Hunting Characteristics of Barracudas
Barracudas eat fish such as small tunas, jacks, grunts, groupers, snappers, killifishes, herrings, and anchovies. They have also been known to eat crustaceans and squid. Barracudas hunt using two main strategies. The first is sitting and waiting for prey to come close. When barracudas ambush they attack before the prey even knows that danger is close.
The second method barracudas use to hunt is the active prowl. The barracuda is capable of incredible speeds. They cannot go very fast for very long, but they can put on a sudden burst of speed in a split second. The barracuda has been known to swim up to 35 mph. They spend most of their time swimming at a leisurely pace and hit the gas when prey is close.
Barracudas prefer to live in warm waters where the temperatures stay between 74 and 82 degrees. Adult barracudas live around coral reefs that provide plenty of hunting ground for the fish that can easily get into cracks and crevices. Barracudas are also known to live in seagrass beds and mangroves. Barracudas stay primarily in saltwater though some varieties of the species can stand brackish water sometimes. Brackish water is water where freshwater and saltwater mix.

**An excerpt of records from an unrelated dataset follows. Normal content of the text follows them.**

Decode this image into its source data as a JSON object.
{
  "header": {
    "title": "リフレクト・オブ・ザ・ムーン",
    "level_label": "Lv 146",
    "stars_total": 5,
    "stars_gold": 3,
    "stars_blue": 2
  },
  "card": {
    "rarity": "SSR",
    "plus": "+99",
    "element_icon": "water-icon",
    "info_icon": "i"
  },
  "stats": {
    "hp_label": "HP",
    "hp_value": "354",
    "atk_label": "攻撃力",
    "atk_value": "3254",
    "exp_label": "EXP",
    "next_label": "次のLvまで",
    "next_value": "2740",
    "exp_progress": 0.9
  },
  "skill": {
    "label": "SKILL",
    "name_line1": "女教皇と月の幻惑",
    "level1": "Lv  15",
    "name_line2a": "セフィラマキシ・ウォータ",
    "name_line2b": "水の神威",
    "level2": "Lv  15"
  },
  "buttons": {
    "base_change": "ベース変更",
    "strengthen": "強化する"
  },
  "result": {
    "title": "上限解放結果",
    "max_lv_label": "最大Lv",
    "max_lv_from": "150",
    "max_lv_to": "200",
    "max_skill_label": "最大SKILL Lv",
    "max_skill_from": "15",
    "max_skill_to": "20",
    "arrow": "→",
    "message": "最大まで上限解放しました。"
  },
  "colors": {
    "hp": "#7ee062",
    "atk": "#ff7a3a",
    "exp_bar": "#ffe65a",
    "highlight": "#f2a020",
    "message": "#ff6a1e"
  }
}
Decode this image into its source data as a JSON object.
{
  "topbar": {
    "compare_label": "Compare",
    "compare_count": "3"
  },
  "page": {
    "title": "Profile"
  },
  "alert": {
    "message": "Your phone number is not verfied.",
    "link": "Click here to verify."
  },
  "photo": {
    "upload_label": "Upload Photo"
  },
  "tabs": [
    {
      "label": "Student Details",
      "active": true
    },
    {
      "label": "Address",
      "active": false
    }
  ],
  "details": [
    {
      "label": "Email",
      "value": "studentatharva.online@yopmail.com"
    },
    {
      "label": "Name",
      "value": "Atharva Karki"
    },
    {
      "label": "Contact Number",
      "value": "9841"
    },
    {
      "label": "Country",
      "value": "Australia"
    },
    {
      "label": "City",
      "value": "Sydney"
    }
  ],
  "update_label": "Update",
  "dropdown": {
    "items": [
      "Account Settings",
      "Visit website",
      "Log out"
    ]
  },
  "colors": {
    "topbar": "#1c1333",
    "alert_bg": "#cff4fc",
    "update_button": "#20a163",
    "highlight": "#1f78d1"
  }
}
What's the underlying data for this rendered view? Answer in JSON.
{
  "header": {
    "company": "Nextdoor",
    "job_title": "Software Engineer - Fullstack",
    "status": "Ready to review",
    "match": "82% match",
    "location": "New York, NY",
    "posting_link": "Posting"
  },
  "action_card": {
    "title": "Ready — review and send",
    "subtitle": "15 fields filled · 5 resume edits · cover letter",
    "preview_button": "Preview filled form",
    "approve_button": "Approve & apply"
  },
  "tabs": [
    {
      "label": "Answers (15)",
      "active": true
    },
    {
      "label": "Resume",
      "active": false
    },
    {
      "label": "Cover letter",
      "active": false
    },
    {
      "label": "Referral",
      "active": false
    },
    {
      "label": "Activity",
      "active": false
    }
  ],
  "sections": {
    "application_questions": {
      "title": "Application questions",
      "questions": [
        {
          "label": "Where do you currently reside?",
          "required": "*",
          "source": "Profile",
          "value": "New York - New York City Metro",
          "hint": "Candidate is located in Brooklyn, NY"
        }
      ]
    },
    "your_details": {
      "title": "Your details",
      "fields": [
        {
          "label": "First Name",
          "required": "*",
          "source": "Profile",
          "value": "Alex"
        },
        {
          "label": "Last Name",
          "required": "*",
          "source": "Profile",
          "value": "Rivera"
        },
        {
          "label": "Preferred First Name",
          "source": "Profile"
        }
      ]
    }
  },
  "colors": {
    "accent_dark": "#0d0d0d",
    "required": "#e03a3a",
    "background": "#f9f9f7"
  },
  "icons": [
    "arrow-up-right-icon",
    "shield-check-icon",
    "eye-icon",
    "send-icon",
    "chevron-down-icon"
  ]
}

Barracudas have elongated, sleek bodies that taper at both ends and thicker in the middle. A barracudas head is a little flattened on top and pointed in the front. The two dorsal fins are far apart while the pectoral fins are low on the body. Most barracudas are dark on top with silver sides and a clear line that extends from the head to the tail on each side of the fish. The caudal fin is forked a little and curved on the trailing edge.
The jaw is very large and the lower jaw is longer than the top. They have a mouthful of two rows of sharp pointy teeth. The outer row of small but very sharp teeth is for tearing flesh apart. The inner row is long, dagger-like teeth to firmly grasp prey. Some of the teeth even point backward as an extra way to grasp squirmy fish.
Smaller varieties of the species only grow to be 20 inches long, but the larger varieties can grow up to 6 feet or longer.
Reproduction and Offspring
The exact location and time when new barracudas are spawned are not yet well known. Scientists have been able to figure out that mating takes place in deeper waters offshore and probably during the spring. Females release the eggs and males fertilize them in open waters. The eggs are then dispersed by the currents.
Barracuda larvae live in shallow, vegetated estuaries and leave them when they have grown to about 2 inches in length. The young will then remain in the mangrove and seagrass habitats until they are one year old. Dominant adult barracudas tend to swim solo. However, juveniles and adults will sometimes gather in schools to hunt together or protect themselves.
Barracudas and Humans
Barracudas hunt using their keen eyesight. Many other fish hunt relying on smell, but the barracuda are attracted to fish that are shiny. They will move through the water scanning for flashes of movement from quick, silver or white fish. Because of the barracuda’s good eyesight and attraction to shiny objects, this causes misunderstandings between the fearsome fish and humans. Divers and swimmers who wear reflective objects such a watches or anything else shiny can find themselves the objects of inquiry from a curious barracuda.
The barracuda is not necessarily attacking the human, but humans often mistake the curious bump from a barracuda as aggressive hunting behavior. The most important thing is to stay calm if you’re approached by one of these misunderstood, curious creatures.